Brigitte Schönfeld-Springer über eine große Überraschung vom Urgroßvater

Schon seit Wochen waren Planwagen durch das Dorf gefahren, vollgepackt mit Hausrat und Bettzeug. Eimer und Futtersäcke schaukelten unter den Brettern. Unter den runden Planen hockten mürrische Menschen. Die sahen aus, als hätten sie alles angezogen, was ihnen gehörte. Dabei war es Frühling, die Sonne schien. Wir Kinder hatten leichte Kleider an und sprangen an den langen Wagenreihen entlang. Und die Gänse vom Nachbarhof zwackten uns in die Fersen. Warum freuen die sich nicht, wenn sie verreisen? Urgroßvater sagte: "Das sind die Bauern aus Ostpreußen."

Bei uns war es wie immer. Morgens gab es Sirup aufs Brot und abends Schmalzstullen. Auf dem grünen Kachelofen mit den Bilderkacheln summte immer ein Kaffeepott. Aber dann war alles plötzlich anders. Mitten in der Nacht holte Mutter uns aus dem Bett. Sie stellte mich auf die Fensterbank und war ganz aufgeregt: "Der Himmel brennt. Das ist Stettin, wir müssen weg." Alles war rot wie Feuerwerk. Und ich hab vor Freude in die Hände geklatscht, weil ich so was Schönes noch nie gesehen hatte. Da hab ich eine geknallt gekriegt. Dann befahl Urgroßvater: "Nur einen Rucksack für jeden und so viel wir tragen können. Die Kinder in die Kinderkarre. Und die Wäsche und das schöne Geschirr und Silber wird im Keller vergraben unter den Kartoffeln, sonst haben wir gar nichts, wenn wir wiederkommen." Dann hat er sein Taschenmesser herausgeholt, seine offenen Beine mit Salbe eingeschmiert und gesagt, er bleibt.

Oma hat gezetert. Meine Schwester wollte unbedingt ihre neuen roten Schuhe mitnehmen. Aber die waren ihr viel zu groß. Sie durfte das nicht. Dann sind wir los, das war schön. Und ich hatte es bequem in der Kinderkarre. Zu essen hatten wir auch immer.
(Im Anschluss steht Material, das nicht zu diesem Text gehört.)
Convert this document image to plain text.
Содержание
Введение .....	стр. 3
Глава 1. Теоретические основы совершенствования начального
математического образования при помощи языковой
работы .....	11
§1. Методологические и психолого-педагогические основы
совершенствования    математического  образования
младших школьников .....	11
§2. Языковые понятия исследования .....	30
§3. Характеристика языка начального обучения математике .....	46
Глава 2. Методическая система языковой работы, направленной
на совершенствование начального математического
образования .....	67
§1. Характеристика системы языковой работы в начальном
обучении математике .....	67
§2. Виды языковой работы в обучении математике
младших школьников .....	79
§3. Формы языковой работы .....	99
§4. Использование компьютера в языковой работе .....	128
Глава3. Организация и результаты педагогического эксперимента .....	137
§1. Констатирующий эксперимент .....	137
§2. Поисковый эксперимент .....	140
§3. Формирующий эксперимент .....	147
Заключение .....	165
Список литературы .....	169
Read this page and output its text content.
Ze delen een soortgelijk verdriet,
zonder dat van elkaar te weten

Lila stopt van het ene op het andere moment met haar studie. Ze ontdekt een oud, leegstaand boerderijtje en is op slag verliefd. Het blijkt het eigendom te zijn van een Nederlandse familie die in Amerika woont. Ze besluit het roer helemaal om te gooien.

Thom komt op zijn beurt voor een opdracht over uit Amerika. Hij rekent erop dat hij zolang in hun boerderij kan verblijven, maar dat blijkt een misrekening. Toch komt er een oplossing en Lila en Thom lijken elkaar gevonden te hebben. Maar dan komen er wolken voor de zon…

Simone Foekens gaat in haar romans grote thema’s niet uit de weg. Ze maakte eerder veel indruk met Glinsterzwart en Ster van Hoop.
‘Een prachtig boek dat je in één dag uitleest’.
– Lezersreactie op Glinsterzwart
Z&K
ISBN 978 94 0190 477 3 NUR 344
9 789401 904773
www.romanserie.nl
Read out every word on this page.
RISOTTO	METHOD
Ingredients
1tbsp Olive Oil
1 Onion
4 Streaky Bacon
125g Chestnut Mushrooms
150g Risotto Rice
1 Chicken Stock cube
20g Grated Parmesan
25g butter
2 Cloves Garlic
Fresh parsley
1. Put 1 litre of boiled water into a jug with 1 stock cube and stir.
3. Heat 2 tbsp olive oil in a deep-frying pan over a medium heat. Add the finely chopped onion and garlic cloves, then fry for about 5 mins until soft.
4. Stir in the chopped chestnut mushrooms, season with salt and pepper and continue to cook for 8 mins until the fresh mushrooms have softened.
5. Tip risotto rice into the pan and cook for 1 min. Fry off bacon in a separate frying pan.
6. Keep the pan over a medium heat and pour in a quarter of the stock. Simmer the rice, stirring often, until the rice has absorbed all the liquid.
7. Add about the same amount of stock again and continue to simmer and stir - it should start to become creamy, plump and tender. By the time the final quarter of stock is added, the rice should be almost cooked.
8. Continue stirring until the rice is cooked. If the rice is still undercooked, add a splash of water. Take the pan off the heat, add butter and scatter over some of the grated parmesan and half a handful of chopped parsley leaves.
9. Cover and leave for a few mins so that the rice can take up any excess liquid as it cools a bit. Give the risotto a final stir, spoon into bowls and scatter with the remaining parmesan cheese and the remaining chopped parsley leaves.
Oma hat ganz viele Eier in der Milchkanne mitgenommen. Die hat Mama in die Brühe getan, die wir manchmal kriegten. Und manchmal haben sie über Urgroßvater geredet, ob er wohl noch kommt.

Mit einem Mal, als wir an einer Weggabelung waren, kam ein langer Zug von einer Seite, und unser Urgroßvater war dabei. Er lief neben einem Karren, darin saß die Urgroßmutter. Und dann so im Vorbeiziehen hat er aus seiner Jackentasche die roten Schuhe rausgezeigt. Oma hat noch geschrien: "Nach Hamburg musst du!"

Einmal ist Mutter mit uns quer durch ein Moor gelaufen. An der Straße haben uns dann welche mitgenommen. "Das sind unsere Soldaten", sagte Mama. Die haben uns auf den Lastwagen gehoben. Da war eine Plane über harten Sachen. Später haben uns Soldaten von dem Wagen heruntergehoben, und einer hat ganz laut geschrien, warum sie Frauen und Kinder auf die scharfe Munition gesetzt haben. Als er mich runtergenommen hatte, sagte er: "Du hast doch so nicht schlafen können?" "Doch", sagte ich, "ich hatte einen weichen Platz." "Dann hat sie auf dem toten Kameraden geschlafen. Dem hat ein Panzer den Kopf abgefahren."

Wir sind in Hamburg angekommen. Da lebte meine Großmutter. Die hat sich sehr gefreut, dass wir da waren. Und dann haben wir auf Urgroßvater gewartet, drei Wochen oder so. Und an einem Tag sind Kinder den Gartenweg heraufgerannt und haben geschrien: "Euer Opa kommt!"

Als Erstes hat er die roten Schuhe aus seiner Jackentasche gezogen und meiner Schwester gegeben. Und die ganze Nacht haben sie erzählt, wie alles war und dass wir jetzt wieder zusammen sind. Am nächsten Morgen ist Urgroßvater nicht aufgestanden. Mama hat geweint und gesagt, dass er eingeschlafen ist. Er sah so lieb aus mit seinem Schnauzbart, wie immer.

Die roten Schuhe hat meine Schwester lange getragen. Und als sie ihr zu klein waren, habe ich sie gekriegt. Ich habe sie auch lange getragen. Als sie mir nicht mehr passten, konnte ich mich nicht trennen. So hat meine Oma sie an den Seiten und vorne aufgeschnitten. Da passte ich noch eine Weile rein. Noch heute habe ich einen verbogenen kleinen Zeh als Erinnerung an die roten Schuhe.